New Intel Tool Debugs Hyper-Threading

Looking to boost development of its next-generation chips, Intel Tuesday released new debugging software for Pentium 4 and Xeon processor-based systems.

The tool called Thread Checker 1.0 is designed to help developers locate hard-to-find bugs in applications designed that include Hyper-Threading technology.

Santa Clara, Calif.-based Intel says Hyper-Threading chips allow multithreaded operating systems and applications to view a single physical processor as if it were two logical processors. Intel says it's similar to watching television while talking on the phone. Intel says that can increase performance of a multithreaded application by 40 percent.

The idea for Hyper-Threading was the brainchild of Intel senior engineer Glenn Hinton back in 1993. The company has begun filtering in the multithreading designs into its Pentium 4 processors as early as 1996. In addition to its P4 and Xeon processors, the chip making giant plans on using Hyper-Threading for its Itanium 2 family starting next year.

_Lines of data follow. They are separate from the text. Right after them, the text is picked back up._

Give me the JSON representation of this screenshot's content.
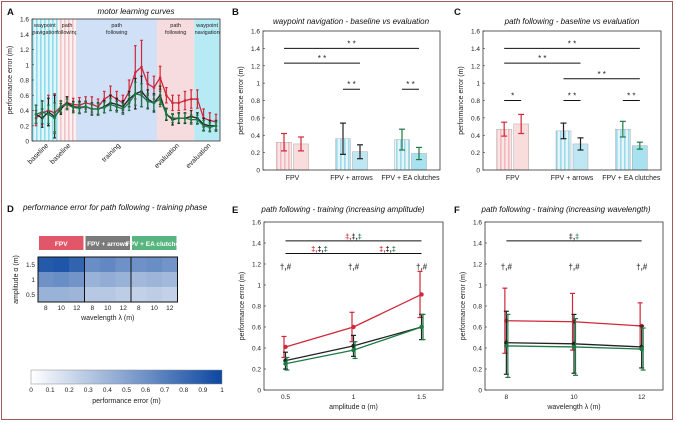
{
  "colors": {
    "fpv": "#d0283a",
    "arrows": "#222222",
    "ea": "#1e7a45",
    "fpv_fill": "#f9dcdc",
    "arrows_fill": "#bfe7f3",
    "ea_fill": "#a8e2f0",
    "fpv_label_bg": "#e2566a",
    "arrows_label_bg": "#7a7a7a",
    "ea_label_bg": "#58b580",
    "phase_nav": "#b6ebf5",
    "phase_follow": "#f6dcde",
    "phase_training": "#cfe0f7",
    "frame": "#a05a5a"
  },
  "panels": {
    "A": {
      "letter": "A",
      "title": "motor learning curves"
    },
    "B": {
      "letter": "B",
      "title": "waypoint navigation - baseline vs evaluation"
    },
    "C": {
      "letter": "C",
      "title": "path following - baseline vs evaluation"
    },
    "D": {
      "letter": "D",
      "title": "performance error for path following - training phase"
    },
    "E": {
      "letter": "E",
      "title": "path following - training (increasing amplitude)"
    },
    "F": {
      "letter": "F",
      "title": "path following - training (increasing wavelength)"
    }
  },
  "chart_data": [
    {
      "id": "A",
      "type": "line",
      "title": "motor learning curves",
      "ylabel": "performance error (m)",
      "ylim": [
        0,
        1.6
      ],
      "yticks": [
        "0",
        "0.2",
        "0.4",
        "0.6",
        "0.8",
        "1",
        "1.2",
        "1.4",
        "1.6"
      ],
      "phases": [
        {
          "lines": [
            "waypoint",
            "navigation"
          ],
          "xlabel": "baseline",
          "kind": "nav"
        },
        {
          "lines": [
            "path",
            "following"
          ],
          "xlabel": "baseline",
          "kind": "follow"
        },
        {
          "lines": [
            "path",
            "following"
          ],
          "xlabel": "training",
          "kind": "training"
        },
        {
          "lines": [
            "path",
            "following"
          ],
          "xlabel": "evaluation",
          "kind": "follow"
        },
        {
          "lines": [
            "waypoint",
            "navigation"
          ],
          "xlabel": "evaluation",
          "kind": "nav"
        }
      ],
      "series": [
        {
          "name": "FPV",
          "color_key": "fpv",
          "values": [
            0.3,
            0.37,
            0.4,
            0.37,
            0.45,
            0.5,
            0.48,
            0.47,
            0.5,
            0.48,
            0.45,
            0.55,
            0.6,
            0.55,
            0.5,
            0.65,
            0.9,
            0.97,
            0.75,
            0.7,
            0.83,
            0.6,
            0.5,
            0.5,
            0.53,
            0.55,
            0.55,
            0.3,
            0.27,
            0.25
          ],
          "errors": [
            0.1,
            0.15,
            0.2,
            0.25,
            0.08,
            0.08,
            0.08,
            0.1,
            0.08,
            0.1,
            0.1,
            0.1,
            0.12,
            0.1,
            0.1,
            0.15,
            0.35,
            0.35,
            0.15,
            0.15,
            0.15,
            0.1,
            0.1,
            0.1,
            0.12,
            0.12,
            0.12,
            0.12,
            0.1,
            0.1
          ]
        },
        {
          "name": "FPV + arrows",
          "color_key": "arrows",
          "values": [
            0.35,
            0.3,
            0.38,
            0.32,
            0.42,
            0.5,
            0.45,
            0.44,
            0.45,
            0.42,
            0.42,
            0.45,
            0.5,
            0.48,
            0.45,
            0.55,
            0.62,
            0.65,
            0.55,
            0.5,
            0.6,
            0.35,
            0.28,
            0.3,
            0.3,
            0.32,
            0.3,
            0.22,
            0.2,
            0.2
          ],
          "errors": [
            0.12,
            0.12,
            0.18,
            0.28,
            0.07,
            0.08,
            0.07,
            0.08,
            0.07,
            0.08,
            0.08,
            0.08,
            0.1,
            0.08,
            0.08,
            0.1,
            0.2,
            0.2,
            0.12,
            0.12,
            0.12,
            0.08,
            0.07,
            0.07,
            0.07,
            0.08,
            0.07,
            0.08,
            0.07,
            0.07
          ]
        },
        {
          "name": "FPV + EA clutches",
          "color_key": "ea",
          "values": [
            0.35,
            0.38,
            0.35,
            0.3,
            0.45,
            0.48,
            0.44,
            0.43,
            0.45,
            0.42,
            0.42,
            0.44,
            0.48,
            0.45,
            0.42,
            0.5,
            0.62,
            0.6,
            0.52,
            0.5,
            0.55,
            0.35,
            0.3,
            0.3,
            0.3,
            0.28,
            0.28,
            0.2,
            0.18,
            0.2
          ],
          "errors": [
            0.12,
            0.15,
            0.12,
            0.2,
            0.07,
            0.07,
            0.07,
            0.07,
            0.07,
            0.07,
            0.07,
            0.07,
            0.08,
            0.07,
            0.07,
            0.1,
            0.15,
            0.15,
            0.1,
            0.1,
            0.1,
            0.07,
            0.06,
            0.06,
            0.06,
            0.06,
            0.06,
            0.07,
            0.06,
            0.06
          ]
        }
      ],
      "phase_bounds": [
        0,
        4,
        7,
        20,
        26,
        30
      ]
    },
    {
      "id": "B",
      "type": "bar",
      "title": "waypoint navigation - baseline vs evaluation",
      "ylabel": "performance error (m)",
      "ylim": [
        0,
        1.6
      ],
      "yticks": [
        "0",
        "0.2",
        "0.4",
        "0.6",
        "0.8",
        "1",
        "1.2",
        "1.4",
        "1.6"
      ],
      "categories": [
        "FPV",
        "FPV + arrows",
        "FPV + EA clutches"
      ],
      "groups": [
        {
          "baseline": 0.32,
          "b_err": 0.1,
          "evaluation": 0.3,
          "e_err": 0.08,
          "color_key": "fpv"
        },
        {
          "baseline": 0.36,
          "b_err": 0.18,
          "evaluation": 0.21,
          "e_err": 0.08,
          "color_key": "arrows"
        },
        {
          "baseline": 0.35,
          "b_err": 0.12,
          "evaluation": 0.19,
          "e_err": 0.07,
          "color_key": "ea"
        }
      ],
      "significance": [
        {
          "from": 0,
          "to": 2,
          "level": 1.4,
          "label": "* *"
        },
        {
          "from": 0,
          "to": 1,
          "level": 1.23,
          "label": "* *"
        },
        {
          "from": 1.0,
          "to": 1.35,
          "level": 0.93,
          "label": "* *",
          "within": 1
        },
        {
          "from": 2.0,
          "to": 2.35,
          "level": 0.93,
          "label": "* *",
          "within": 2
        }
      ]
    },
    {
      "id": "C",
      "type": "bar",
      "title": "path following - baseline vs evaluation",
      "ylabel": "performance error (m)",
      "ylim": [
        0,
        1.6
      ],
      "yticks": [
        "0",
        "0.2",
        "0.4",
        "0.6",
        "0.8",
        "1",
        "1.2",
        "1.4",
        "1.6"
      ],
      "categories": [
        "FPV",
        "FPV + arrows",
        "FPV + EA clutches"
      ],
      "groups": [
        {
          "baseline": 0.47,
          "b_err": 0.08,
          "evaluation": 0.53,
          "e_err": 0.11,
          "color_key": "fpv"
        },
        {
          "baseline": 0.45,
          "b_err": 0.09,
          "evaluation": 0.3,
          "e_err": 0.07,
          "color_key": "arrows"
        },
        {
          "baseline": 0.47,
          "b_err": 0.09,
          "evaluation": 0.28,
          "e_err": 0.04,
          "color_key": "ea"
        }
      ],
      "significance": [
        {
          "from": 0,
          "to": 2,
          "level": 1.4,
          "label": "* *"
        },
        {
          "from": 0,
          "to": 1,
          "level": 1.23,
          "label": "* *"
        },
        {
          "from": 1,
          "to": 2,
          "level": 1.05,
          "label": "* *"
        },
        {
          "from": 0.0,
          "to": 0.35,
          "level": 0.8,
          "label": "*",
          "within": 0
        },
        {
          "from": 1.0,
          "to": 1.35,
          "level": 0.8,
          "label": "* *",
          "within": 1
        },
        {
          "from": 2.0,
          "to": 2.35,
          "level": 0.8,
          "label": "* *",
          "within": 2
        }
      ]
    },
    {
      "id": "D",
      "type": "heatmap",
      "title": "performance error for path following - training phase",
      "groups": [
        "FPV",
        "FPV + arrows",
        "FPV + EA clutches"
      ],
      "group_color_keys": [
        "fpv_label_bg",
        "arrows_label_bg",
        "ea_label_bg"
      ],
      "xlabel": "wavelength λ (m)",
      "ylabel": "amplitude α (m)",
      "xticks": [
        "8",
        "10",
        "12"
      ],
      "yticks": [
        "1.5",
        "1",
        "0.5"
      ],
      "matrices": [
        [
          [
            0.9,
            0.92,
            0.85
          ],
          [
            0.6,
            0.62,
            0.58
          ],
          [
            0.42,
            0.42,
            0.4
          ]
        ],
        [
          [
            0.62,
            0.65,
            0.6
          ],
          [
            0.42,
            0.45,
            0.42
          ],
          [
            0.3,
            0.3,
            0.27
          ]
        ],
        [
          [
            0.6,
            0.62,
            0.58
          ],
          [
            0.38,
            0.4,
            0.38
          ],
          [
            0.25,
            0.27,
            0.25
          ]
        ]
      ],
      "colorbar": {
        "label": "performance error (m)",
        "ticks": [
          "0",
          "0.1",
          "0.2",
          "0.3",
          "0.4",
          "0.5",
          "0.6",
          "0.7",
          "0.8",
          "0.9",
          "1"
        ],
        "range": [
          0,
          1
        ]
      }
    },
    {
      "id": "E",
      "type": "line",
      "title": "path following - training (increasing amplitude)",
      "xlabel": "amplitude α (m)",
      "ylabel": "performance error (m)",
      "x": [
        0.5,
        1,
        1.5
      ],
      "xticks": [
        "0.5",
        "1",
        "1.5"
      ],
      "ylim": [
        0,
        1.6
      ],
      "yticks": [
        "0",
        "0.2",
        "0.4",
        "0.6",
        "0.8",
        "1",
        "1.2",
        "1.4",
        "1.6"
      ],
      "series": [
        {
          "name": "FPV",
          "color_key": "fpv",
          "values": [
            0.41,
            0.6,
            0.91
          ],
          "errors": [
            0.1,
            0.14,
            0.22
          ]
        },
        {
          "name": "FPV + arrows",
          "color_key": "arrows",
          "values": [
            0.28,
            0.42,
            0.6
          ],
          "errors": [
            0.08,
            0.1,
            0.12
          ]
        },
        {
          "name": "FPV + EA clutches",
          "color_key": "ea",
          "values": [
            0.25,
            0.38,
            0.6
          ],
          "errors": [
            0.06,
            0.08,
            0.12
          ]
        }
      ],
      "markers": [
        "†,#",
        "†,#",
        "†,#"
      ],
      "significance": [
        {
          "from": 0.5,
          "to": 1.5,
          "level": 1.42,
          "label": "‡,‡,‡",
          "colors": [
            "fpv",
            "arrows",
            "ea"
          ]
        },
        {
          "from": 0.5,
          "to": 1,
          "level": 1.3,
          "label": "‡,‡,‡",
          "colors": [
            "fpv",
            "arrows",
            "ea"
          ]
        },
        {
          "from": 1,
          "to": 1.5,
          "level": 1.3,
          "label": "‡,‡,‡",
          "colors": [
            "fpv",
            "arrows",
            "ea"
          ]
        }
      ]
    },
    {
      "id": "F",
      "type": "line",
      "title": "path following - training (increasing wavelength)",
      "xlabel": "wavelength λ (m)",
      "ylabel": "performance error (m)",
      "x": [
        8,
        10,
        12
      ],
      "xticks": [
        "8",
        "10",
        "12"
      ],
      "ylim": [
        0,
        1.6
      ],
      "yticks": [
        "0",
        "0.2",
        "0.4",
        "0.6",
        "0.8",
        "1",
        "1.2",
        "1.4",
        "1.6"
      ],
      "series": [
        {
          "name": "FPV",
          "color_key": "fpv",
          "values": [
            0.66,
            0.65,
            0.61
          ],
          "errors": [
            0.31,
            0.27,
            0.22
          ]
        },
        {
          "name": "FPV + arrows",
          "color_key": "arrows",
          "values": [
            0.45,
            0.44,
            0.41
          ],
          "errors": [
            0.3,
            0.28,
            0.2
          ]
        },
        {
          "name": "FPV + EA clutches",
          "color_key": "ea",
          "values": [
            0.42,
            0.41,
            0.39
          ],
          "errors": [
            0.3,
            0.27,
            0.2
          ]
        }
      ],
      "markers": [
        "†,#",
        "†,#",
        "†,#"
      ],
      "significance": [
        {
          "from": 8,
          "to": 12,
          "level": 1.42,
          "label": "‡,‡",
          "colors": [
            "arrows",
            "ea"
          ]
        }
      ]
    }
  ]
}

The company said its Thread Checker uses an advanced error detection engine that monitors execution and can pinpoint the exact lines of code that are causing threading errors. The tool classifies issues into categories ranging from errors to warnings, and shows variable, source line, and call stack information.

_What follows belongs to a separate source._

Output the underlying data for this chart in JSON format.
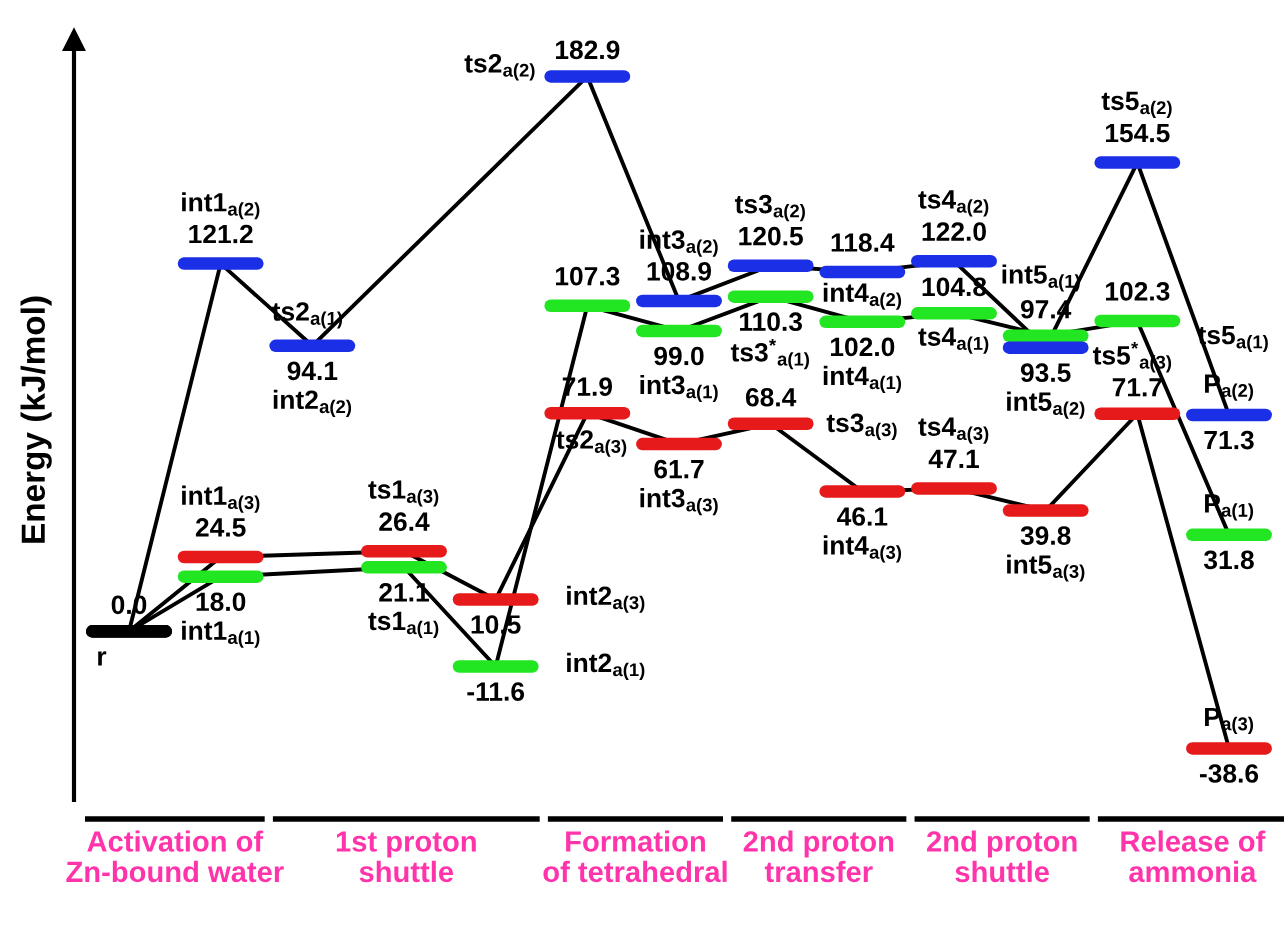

"Our goal is to make it easier for developers to take advantage of the latest Intel processor features by offering advanced software development tools," Intel Software Products general manager Jonathan Khazam said in a statement. "During beta tests, Intel Thread Checker found elusive bugs that developers had been unable to find or did not even know existed. That's real value for developers who write threaded software."

In addition to the Intel Thread Checker, Intel offers a suite of software development products that includes Intel C++ and Intel Fortran compilers, Intel VTune analyzers and the Intel Integrated Performance Primitives software library.

The new tool is priced at $1,198 for a single user commercial license and systems running Microsoft Windows XP Professional and Windows 2000.